IKEA, the home furnishings retailer known as the world’s largest seller of furniture in the 21st century, is mostly praised for giving the chance to people all around the world to decorate and transform their homes through simple design, at a decent price. Once famous for promoting Sweedish identity and values like functionality and clean aestetics, Ikea explored interesting collaborations in the past decade, making room for cultural dialogue.This time, they’ve decided to give a different spin to cultural identity and dived right into Middle Eastern traditions and customs.
NADA DEBS LJUV IKEA
Nada Debs is a Beirut-based, Lebanese designer whose work stretches across a wide range of forms and disciplines including furniture, fashion, and interiors.
Having grown up in Japan and studied at the Rhode Island School of Design in the United States, Debs has spent a large part of her life living in and traveling through different countries. Along with a strong universal emotional essence, Debs’ natural ability to fuse different cultures is evident in her work. Clearly, that’s why Karin Gustavsson, creative leader at IKEA, found her perfect for the project. And we couldn’t agree more!
IDENTITY & TEXTURES
The LJUV Collection – Swedish word for „delightful”- comes as a contemporary fusion between Scandinavian design and Middle Eastern patterns, symbols and identity warmth.
The designer herself has stated that, when crafting this project, all she could concentrate on was the Lebanese specific hospitality and family love, especially during Ramadan Feast.
Floor cushions, rugs, trays, ceramics, glassware and decorative lamps represent this part of cultural richness perfectly. Nada decided to give these cultural elements a contemporary vibe by combining opposal materials and colours.

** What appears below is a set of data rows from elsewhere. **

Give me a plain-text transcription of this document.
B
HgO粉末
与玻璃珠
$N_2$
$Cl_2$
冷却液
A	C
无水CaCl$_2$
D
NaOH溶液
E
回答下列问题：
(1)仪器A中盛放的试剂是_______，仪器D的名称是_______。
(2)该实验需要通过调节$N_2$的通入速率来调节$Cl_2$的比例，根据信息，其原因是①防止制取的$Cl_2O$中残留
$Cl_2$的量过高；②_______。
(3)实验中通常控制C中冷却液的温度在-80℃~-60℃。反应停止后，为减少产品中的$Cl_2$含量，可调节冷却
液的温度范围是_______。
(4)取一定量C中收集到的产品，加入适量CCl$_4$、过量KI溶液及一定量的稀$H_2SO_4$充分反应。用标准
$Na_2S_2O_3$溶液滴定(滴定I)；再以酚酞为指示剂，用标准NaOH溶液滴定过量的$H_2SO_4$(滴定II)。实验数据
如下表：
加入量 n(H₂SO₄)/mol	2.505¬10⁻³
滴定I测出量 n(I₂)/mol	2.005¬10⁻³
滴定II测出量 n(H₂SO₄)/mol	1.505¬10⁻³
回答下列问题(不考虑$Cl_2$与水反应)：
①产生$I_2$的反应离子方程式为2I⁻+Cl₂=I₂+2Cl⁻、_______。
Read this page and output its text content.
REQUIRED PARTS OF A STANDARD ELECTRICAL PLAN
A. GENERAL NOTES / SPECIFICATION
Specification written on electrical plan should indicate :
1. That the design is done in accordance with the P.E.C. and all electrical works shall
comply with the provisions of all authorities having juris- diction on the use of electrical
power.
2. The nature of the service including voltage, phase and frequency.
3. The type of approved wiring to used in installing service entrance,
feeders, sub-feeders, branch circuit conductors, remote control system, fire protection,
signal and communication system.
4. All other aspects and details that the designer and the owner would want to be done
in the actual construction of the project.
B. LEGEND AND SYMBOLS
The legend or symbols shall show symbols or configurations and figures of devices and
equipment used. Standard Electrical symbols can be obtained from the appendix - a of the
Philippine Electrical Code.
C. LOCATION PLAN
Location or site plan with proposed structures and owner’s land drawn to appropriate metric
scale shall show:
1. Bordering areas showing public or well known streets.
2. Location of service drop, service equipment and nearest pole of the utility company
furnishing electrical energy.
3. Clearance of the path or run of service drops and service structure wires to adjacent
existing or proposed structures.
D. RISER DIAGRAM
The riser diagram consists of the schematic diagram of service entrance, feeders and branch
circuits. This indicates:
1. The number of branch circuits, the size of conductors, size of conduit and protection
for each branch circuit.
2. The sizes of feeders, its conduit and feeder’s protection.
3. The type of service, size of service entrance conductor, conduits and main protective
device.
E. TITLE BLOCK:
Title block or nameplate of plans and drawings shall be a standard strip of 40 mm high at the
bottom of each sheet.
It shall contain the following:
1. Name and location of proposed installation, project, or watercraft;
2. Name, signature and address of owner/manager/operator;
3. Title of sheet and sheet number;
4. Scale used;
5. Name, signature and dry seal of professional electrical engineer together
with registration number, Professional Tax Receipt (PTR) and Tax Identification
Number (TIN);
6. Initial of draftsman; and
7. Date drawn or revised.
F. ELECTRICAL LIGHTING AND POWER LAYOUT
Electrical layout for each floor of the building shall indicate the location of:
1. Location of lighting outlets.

The machine embroidery on the floor cushions is one of the ways she played in contrast to the traditional Middle Eastern hand embroidery. The hexagonal shape recalls the geometry which is common in the region, but also gives it a minimalistic appeal, which attracts the young public of IKEA.
CULTURAL EMPATHY
Mostly used to combining all kinds of luxurious materials, Neda found it challenging to accommodate such project to affordable prices, but found comfort in combining unexpected fabrics to create, what we would call “ a cultural recipe for succces”.
Culture influences the matter in which we live and behave. That’s why Debs considers her work „emotional design”, as it reflects the emotional nature of the people in the region and it preserves craft and heritage.
Nada Debs’ collection with IKEA has just launched on the 12th of March, just in time so Middle Eastern families can get prepared for Ramadan. By crafting traditional inspiration into her work, she is gifting international visibility to the design world in her own country, Lebanon, and inspiring people from other countries to acquire oriental zest into their own homes.